Over the next 12-18 months, St Vincent’s will start rolling out a central ‘command centre’ to support 24/7 virtual observation, using wearables and remote monitoring to track patient data and intervene earlier.
If you want a glimpse of Australia’s health and aged care future, St Vincent’s just handed it to us.
In a sweeping announcement this week, Australia’s largest Not For Profit health and aged care provider committed to delivering half of all its care in the home or virtually by 2030.
With around two million patients and resident interactions each year across its 10 private hospitals and 25 aged care facilities in Queensland, NSW and Victoria, this represents a whole-of-system pivot for the organisation.
With plans for hospital-level care, remote monitoring, virtual wards, clinicians in your lounge room instead of your local ED, St Vincent’s CEO Chris Blake (pictured top) calls it “building Australia’s largest virtual and home care system”. And unlike most strategy documents, this one comes with a countdown: five years.
It’s a bold move, but it’s not hard to see why.
As we’ve reported, hospitals and aged care are already buckling under the weight of demand. Every State Premier is insisting someone else should pay. Older people are paying the price – waiting in ED, stranded in wards, or stuck in systems that can’t keep up.
We’ve said it before: bed ‘block’ isn’t a beds problem; it’s an options problem.
St Vincent’s is betting on something different: care that follows the person, not their address.
Over the next 12-18 months, it will start rolling out a central ‘command centre’ to support 24/7 virtual observation, using wearables and remote monitoring to track patient data and intervene earlier.

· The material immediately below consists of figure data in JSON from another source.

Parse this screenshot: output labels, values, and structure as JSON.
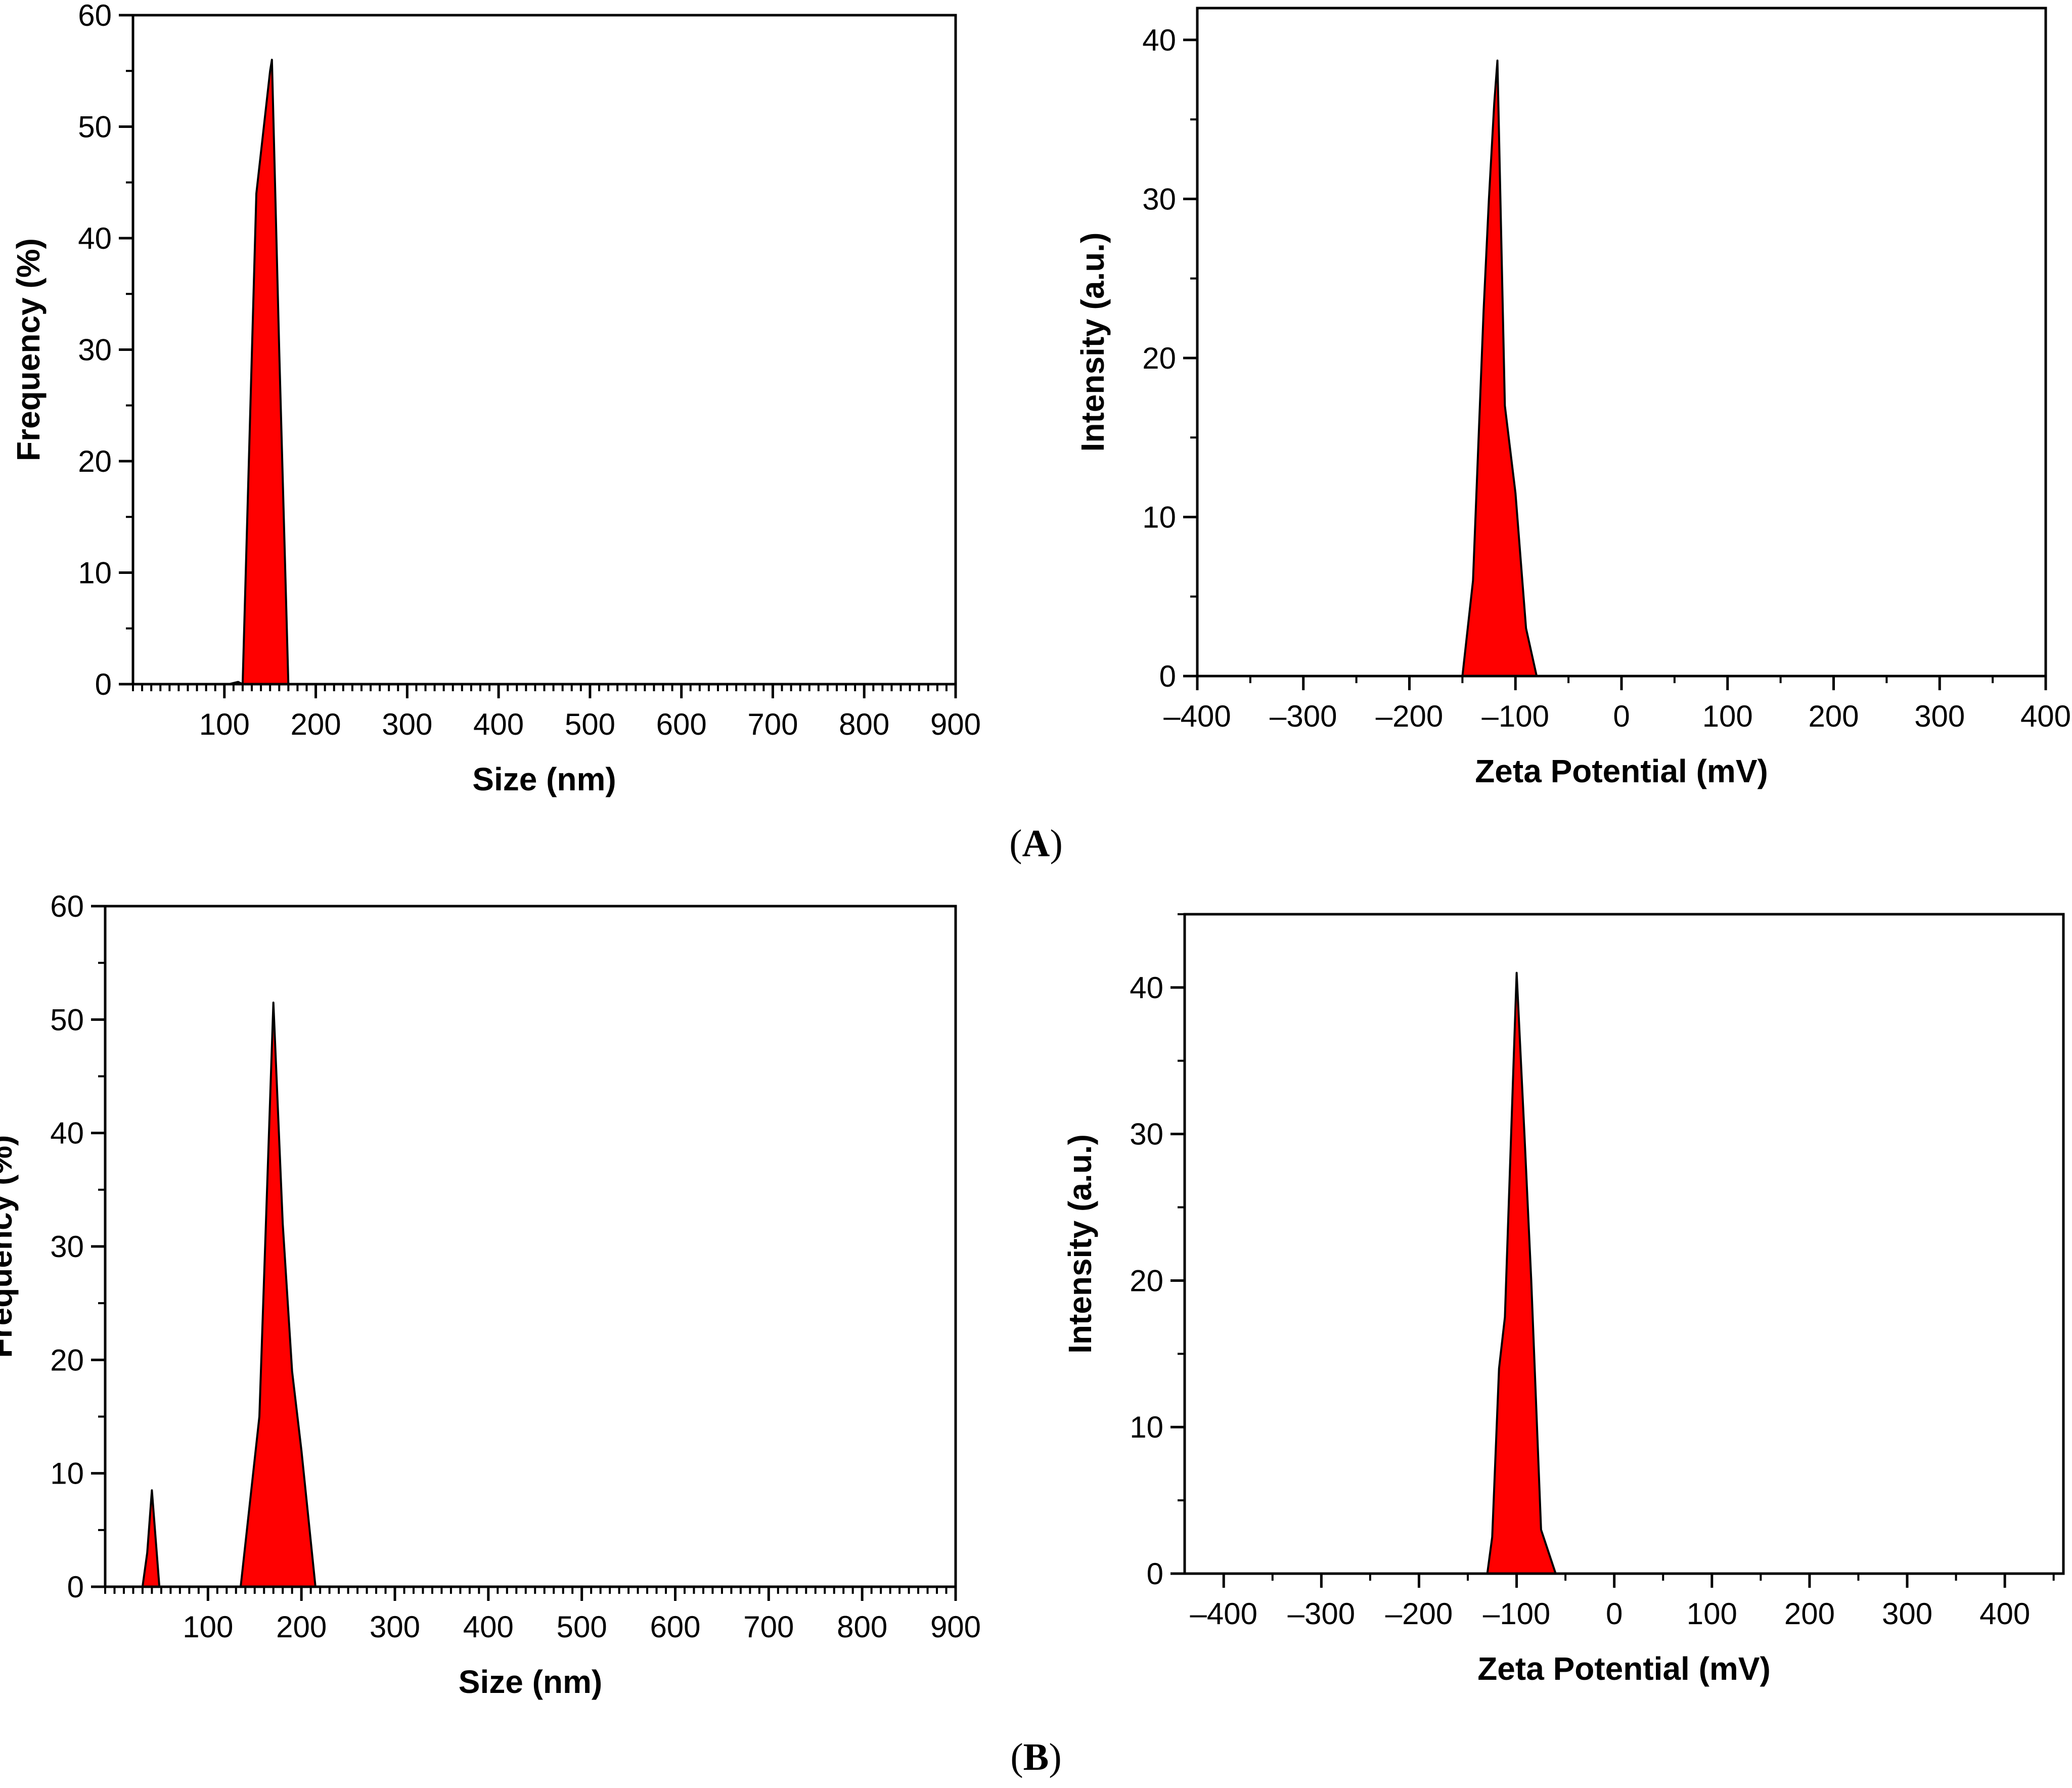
{
  "figure": {
    "panel_labels": [
      {
        "open": "(",
        "letter": "A",
        "close": ")"
      },
      {
        "open": "(",
        "letter": "B",
        "close": ")"
      }
    ],
    "fill_color": "#ff0000",
    "stroke_color": "#000000"
  },
  "chart_data": [
    {
      "type": "area",
      "panel": "A",
      "xlabel": "Size (nm)",
      "ylabel": "Frequency (%)",
      "xlim": [
        0,
        900
      ],
      "ylim": [
        0,
        60
      ],
      "xticks": [
        100,
        200,
        300,
        400,
        500,
        600,
        700,
        800,
        900
      ],
      "yticks": [
        0,
        10,
        20,
        30,
        40,
        50,
        60
      ],
      "minor_x_step": 10,
      "minor_y_step": 5,
      "grid": false,
      "series": [
        {
          "x": [
            0,
            105,
            115,
            120,
            135,
            150,
            152,
            160,
            170,
            900
          ],
          "y": [
            0,
            0,
            0.2,
            0,
            44,
            55,
            56,
            30,
            0,
            0
          ]
        }
      ]
    },
    {
      "type": "area",
      "panel": "A",
      "xlabel": "Zeta Potential (mV)",
      "ylabel": "Intensity (a.u.)",
      "xlim": [
        -400,
        400
      ],
      "ylim": [
        0,
        42
      ],
      "xticks": [
        -400,
        -300,
        -200,
        -100,
        0,
        100,
        200,
        300,
        400
      ],
      "yticks": [
        0,
        10,
        20,
        30,
        40
      ],
      "minor_x_step": 50,
      "minor_y_step": 5,
      "grid": false,
      "series": [
        {
          "x": [
            -400,
            -150,
            -140,
            -130,
            -125,
            -120,
            -117,
            -110,
            -100,
            -90,
            -80,
            400
          ],
          "y": [
            0,
            0,
            6,
            23,
            30,
            36,
            38.7,
            17,
            11.5,
            3,
            0,
            0
          ]
        }
      ]
    },
    {
      "type": "area",
      "panel": "B",
      "xlabel": "Size (nm)",
      "ylabel": "Frequency (%)",
      "xlim": [
        -10,
        900
      ],
      "ylim": [
        0,
        60
      ],
      "xticks": [
        100,
        200,
        300,
        400,
        500,
        600,
        700,
        800,
        900
      ],
      "yticks": [
        0,
        10,
        20,
        30,
        40,
        50,
        60
      ],
      "minor_x_step": 10,
      "minor_y_step": 5,
      "grid": false,
      "series": [
        {
          "x": [
            -10,
            30,
            35,
            40,
            48,
            135,
            155,
            170,
            180,
            190,
            200,
            215,
            900
          ],
          "y": [
            0,
            0,
            3,
            8.5,
            0,
            0,
            15,
            51.5,
            32,
            19,
            12,
            0,
            0
          ]
        }
      ]
    },
    {
      "type": "area",
      "panel": "B",
      "xlabel": "Zeta Potential (mV)",
      "ylabel": "Intensity (a.u.)",
      "xlim": [
        -440,
        460
      ],
      "ylim": [
        0,
        45
      ],
      "xticks": [
        -400,
        -300,
        -200,
        -100,
        0,
        100,
        200,
        300,
        400
      ],
      "yticks": [
        0,
        10,
        20,
        30,
        40
      ],
      "minor_x_step": 50,
      "minor_y_step": 5,
      "grid": false,
      "series": [
        {
          "x": [
            -440,
            -130,
            -125,
            -118,
            -112,
            -100,
            -92,
            -85,
            -75,
            -60,
            460
          ],
          "y": [
            0,
            0,
            2.5,
            14,
            17.5,
            41,
            30,
            20,
            3,
            0,
            0
          ]
        }
      ]
    }
  ]
}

It’s prevention, early intervention and home-first care – not as a slogan, but as a real foundation.
And it lands squarely inside the remit of Plan T – the sector-led transformation agenda that says waiting for Government to redesign the system is a dead end.

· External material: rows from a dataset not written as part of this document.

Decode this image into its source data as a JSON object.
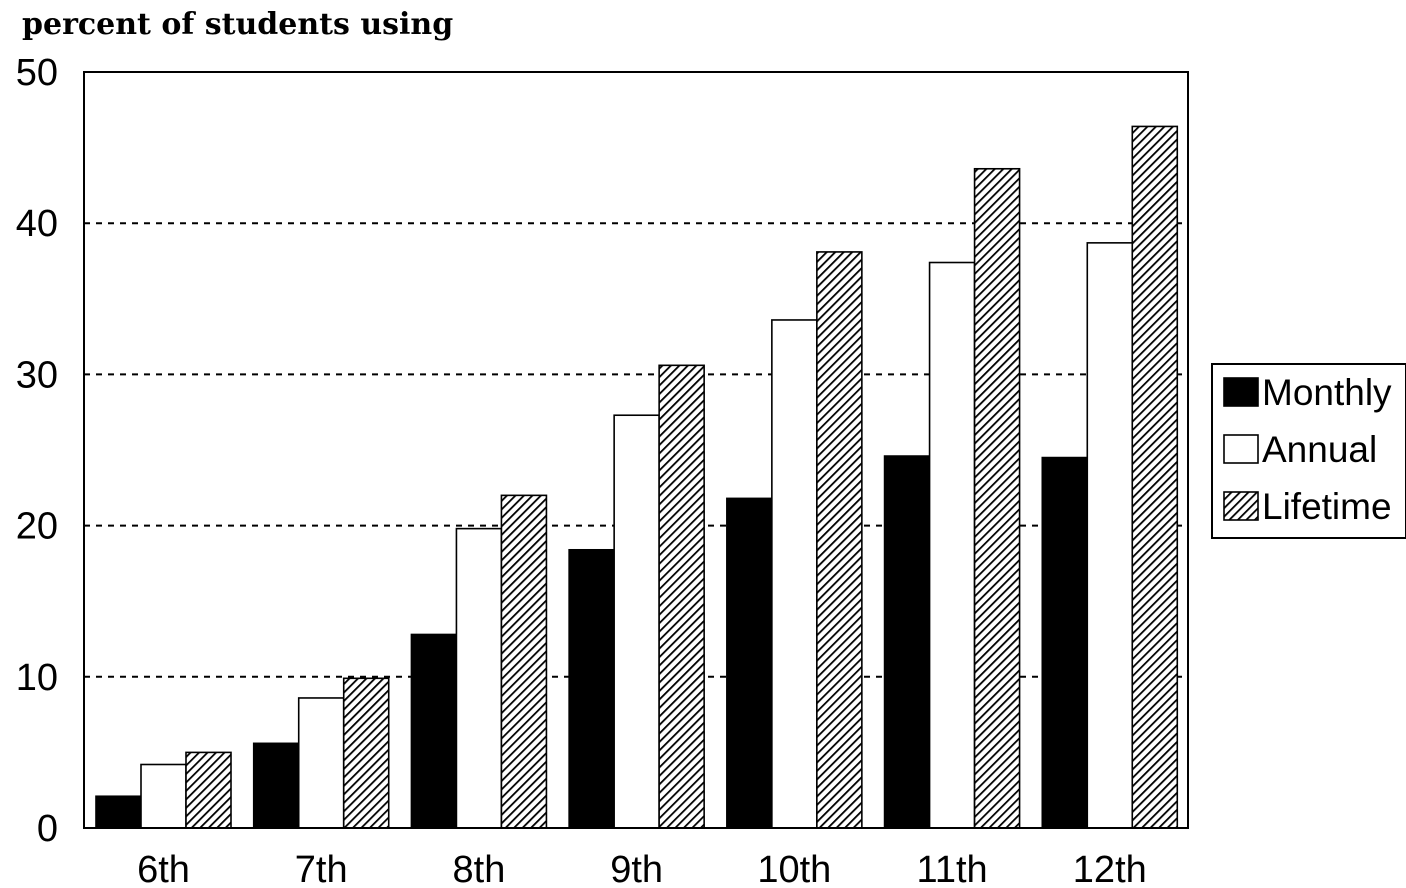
{
  "chart_data": {
    "type": "bar",
    "title": "",
    "xlabel": "",
    "ylabel": "percent of students using",
    "categories": [
      "6th",
      "7th",
      "8th",
      "9th",
      "10th",
      "11th",
      "12th"
    ],
    "series": [
      {
        "name": "Monthly",
        "values": [
          2.1,
          5.6,
          12.8,
          18.4,
          21.8,
          24.6,
          24.5
        ],
        "fill": "#000000"
      },
      {
        "name": "Annual",
        "values": [
          4.2,
          8.6,
          19.8,
          27.3,
          33.6,
          37.4,
          38.7
        ],
        "fill": "#ffffff"
      },
      {
        "name": "Lifetime",
        "values": [
          5.0,
          9.9,
          22.0,
          30.6,
          38.1,
          43.6,
          46.4
        ],
        "fill": "hatch"
      }
    ],
    "ylim": [
      0,
      50
    ],
    "yticks": [
      "0",
      "10",
      "20",
      "30",
      "40",
      "50"
    ],
    "grid": "horizontal dashed",
    "legend": "right"
  }
}
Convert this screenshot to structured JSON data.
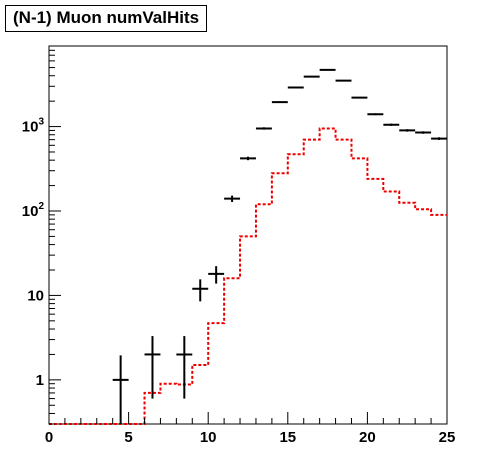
{
  "chart_data": {
    "type": "histogram",
    "title": "(N-1) Muon numValHits",
    "xlabel": "",
    "ylabel": "",
    "xlim": [
      0,
      25
    ],
    "ylim": [
      0.3,
      9000
    ],
    "y_scale": "log",
    "grid": false,
    "legend": "none",
    "x_ticks": [
      "0",
      "5",
      "10",
      "15",
      "20",
      "25"
    ],
    "y_ticks": [
      {
        "base": "1",
        "exp": ""
      },
      {
        "base": "10",
        "exp": ""
      },
      {
        "base": "10",
        "exp": "2"
      },
      {
        "base": "10",
        "exp": "3"
      }
    ],
    "bin_edges": [
      0,
      1,
      2,
      3,
      4,
      5,
      6,
      7,
      8,
      9,
      10,
      11,
      12,
      13,
      14,
      15,
      16,
      17,
      18,
      19,
      20,
      21,
      22,
      23,
      24,
      25
    ],
    "series": [
      {
        "style": "points-with-errors",
        "color": "#000000",
        "points": [
          {
            "x": 4.5,
            "y": 1,
            "err_low": 0.7,
            "err_high": 0.95
          },
          {
            "x": 6.5,
            "y": 2,
            "err_low": 1.4,
            "err_high": 1.3
          },
          {
            "x": 8.5,
            "y": 2,
            "err_low": 1.4,
            "err_high": 1.3
          },
          {
            "x": 9.5,
            "y": 12,
            "err_low": 3.5,
            "err_high": 3.5
          },
          {
            "x": 10.5,
            "y": 18,
            "err_low": 4.2,
            "err_high": 4.2
          },
          {
            "x": 11.5,
            "y": 140,
            "err_low": 12,
            "err_high": 12
          },
          {
            "x": 12.5,
            "y": 420,
            "err_low": 20,
            "err_high": 20
          },
          {
            "x": 13.5,
            "y": 950,
            "err_low": 31,
            "err_high": 31
          },
          {
            "x": 14.5,
            "y": 1950,
            "err_low": 44,
            "err_high": 44
          },
          {
            "x": 15.5,
            "y": 2900,
            "err_low": 54,
            "err_high": 54
          },
          {
            "x": 16.5,
            "y": 3900,
            "err_low": 62,
            "err_high": 62
          },
          {
            "x": 17.5,
            "y": 4700,
            "err_low": 69,
            "err_high": 69
          },
          {
            "x": 18.5,
            "y": 3500,
            "err_low": 59,
            "err_high": 59
          },
          {
            "x": 19.5,
            "y": 2200,
            "err_low": 47,
            "err_high": 47
          },
          {
            "x": 20.5,
            "y": 1400,
            "err_low": 37,
            "err_high": 37
          },
          {
            "x": 21.5,
            "y": 1050,
            "err_low": 32,
            "err_high": 32
          },
          {
            "x": 22.5,
            "y": 900,
            "err_low": 30,
            "err_high": 30
          },
          {
            "x": 23.5,
            "y": 850,
            "err_low": 29,
            "err_high": 29
          },
          {
            "x": 24.5,
            "y": 720,
            "err_low": 27,
            "err_high": 27
          }
        ]
      },
      {
        "style": "dashed-step",
        "color": "#ee0000",
        "values": [
          0.3,
          0.3,
          0.3,
          0.3,
          0.3,
          0.3,
          0.7,
          0.9,
          0.88,
          1.5,
          4.7,
          16,
          50,
          120,
          280,
          470,
          700,
          950,
          700,
          420,
          240,
          170,
          125,
          105,
          90
        ]
      }
    ]
  }
}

St Vincent’s is simply doing what Plan T argues every provider must: identify solutions for the future and force policy to follow.

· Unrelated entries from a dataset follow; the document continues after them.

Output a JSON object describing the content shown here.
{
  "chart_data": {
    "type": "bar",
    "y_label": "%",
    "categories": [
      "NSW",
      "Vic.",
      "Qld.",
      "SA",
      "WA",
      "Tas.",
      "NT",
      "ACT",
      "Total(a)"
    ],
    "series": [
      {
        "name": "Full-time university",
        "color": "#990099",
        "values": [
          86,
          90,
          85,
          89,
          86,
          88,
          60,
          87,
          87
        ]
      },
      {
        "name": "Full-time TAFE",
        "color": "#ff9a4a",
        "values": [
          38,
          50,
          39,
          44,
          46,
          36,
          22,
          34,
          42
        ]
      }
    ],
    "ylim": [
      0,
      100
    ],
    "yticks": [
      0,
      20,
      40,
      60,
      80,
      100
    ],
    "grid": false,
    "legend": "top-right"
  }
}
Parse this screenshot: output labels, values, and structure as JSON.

It also intersects directly with the Support at Home shake-up. If older Australians want to stay home – and the data says they do – the system has to meet them there.
So the bigger question becomes this:
Is this where Australia’s health and aged care system is heading – and if so, who’s ready to make the jump?
St Vincent’s has mapped out the end point.
The rest of the sector now has to decide whether to join them on the journey – or be left reacting to a future someone else is already building.